Except in the present circumstances, the Financial Supervision Commission will withdraw the license issued to the company and if it has not carried out the activity for which it has been licensed for more than 6 months “; if he expressly waives the license issued; if it has not implemented a compulsory administrative measure under this Act, the Public Offering of Securities Act or the acts for their application; if it grossly or systematically violates the provisions of this Act, the Law on Public Offering of Securities, the Law on Measures against Market Abuse with Financial Instruments, Regulation (EU) No 596/2014 of the European Parliament and of the Council of 16 April 2014. on market abuse or the instruments for their implementation. After the entry into force of the decision to withdraw the license to carry out activity as a on the grounds of explicit denial of the license, the company may continue to exist as a public limited company, which is a public company within the meaning of the Public Offering of Securities Act . The Commission shall send the decision of the Registry Agency to delete its object of activity and the designation ” Special Investment Purpose Public Limited Company ” or the abbreviation “SIPPLC”. Special Investment Purpose Companies that are licensed and operate until the amendment enters into force bring their business and assets into line with its requirements within 18 months of their entry into force.
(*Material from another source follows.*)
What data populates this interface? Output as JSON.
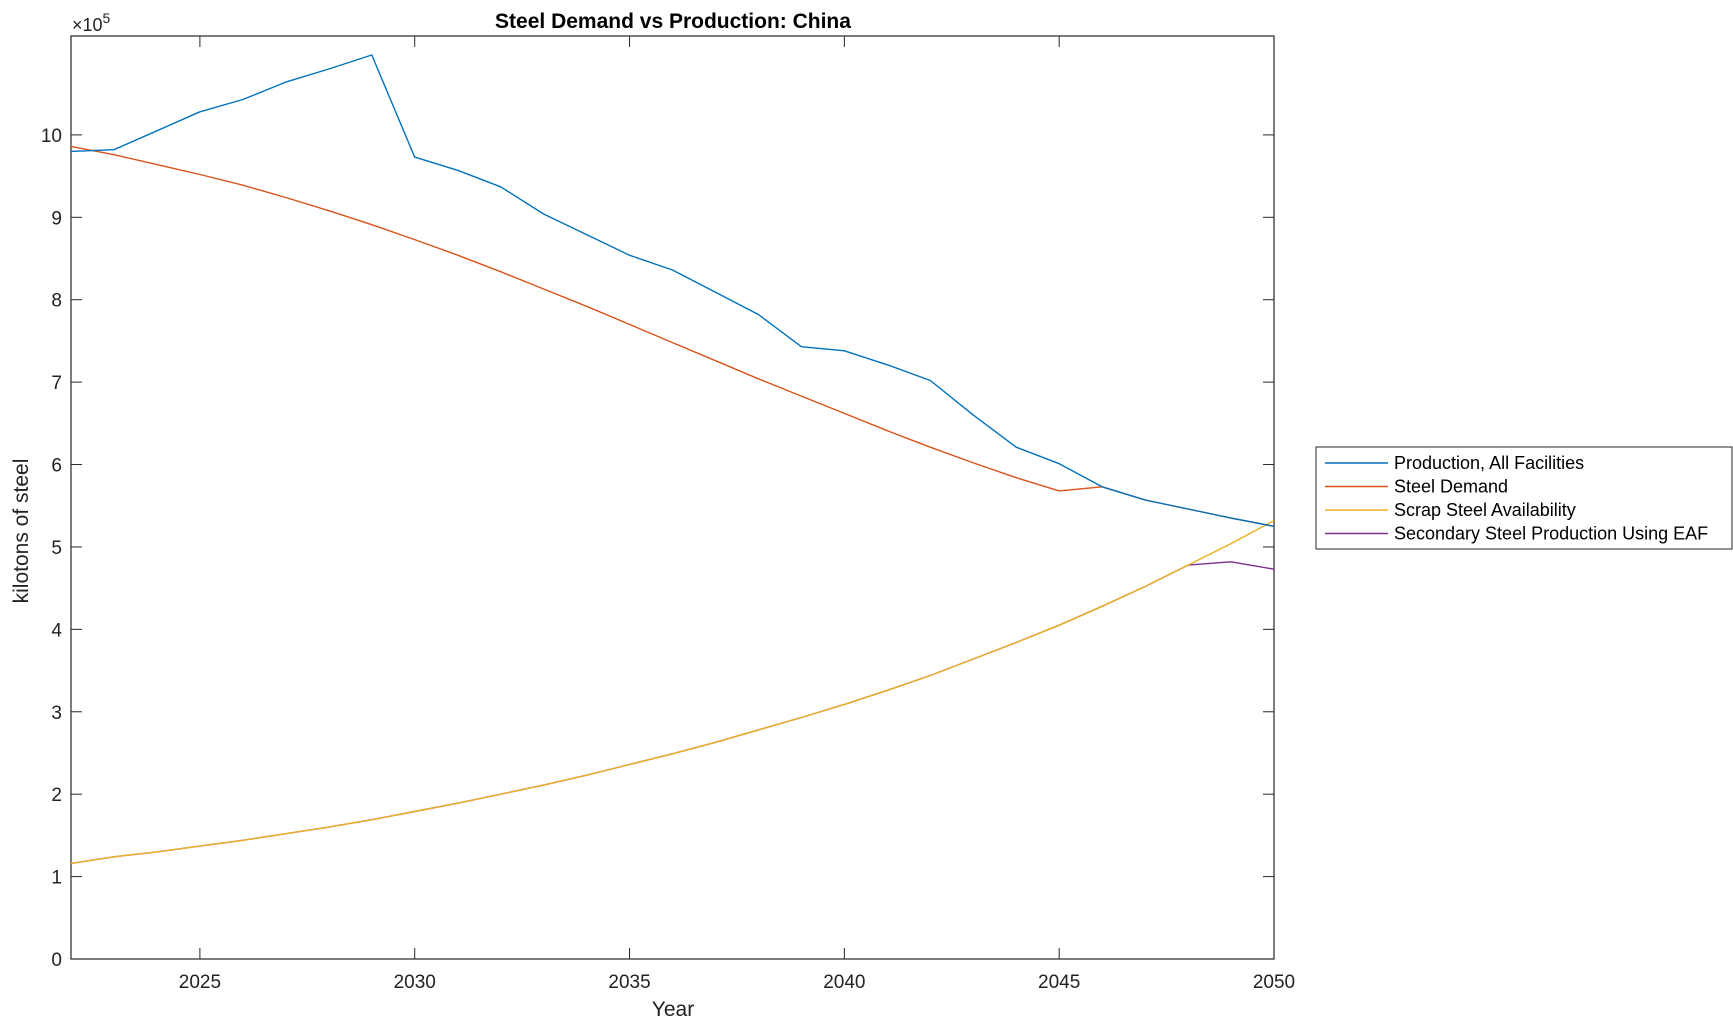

Changing jurisdiction for the convenience of citizens and unloading the capital courts from consumer and insurance disputes foresee the latest changes in the Civil Procedure Code. Claims to and against users are already brought before the court in whose area the user’s current address is located and, in the absence of a current address, the permanent address. Claims for damages under the Insur- ance Damage Insurance Code against an Insurer, the Guarantee Fund and the National Bureau of Bulgarian Motor Insurers are brought before a court in whose area at the time of the occurrence of the insured event is the current or permanent address of the claimant, seat or place of occurrence of the insured event.
An objection of inappropriateness of the case at the location of the immovable property may be made by the party and raised by the court of its own motion until the first hearing at the first instance, and not until the judicial inquiry has been completed, as it has been so far. An objection of inadmissibility of the case in consumer and insurance disputes as well as in claims against the State and state offices, including branches and branches of the latter, may be made by the defendant at the latest within the time limit for responding to the claim and raised by the court of its own motion until the closure of the first hearing. Judicial proceedings pending the entry into force of the changes are completed under the previous order, regardless of the change of jurisdiction.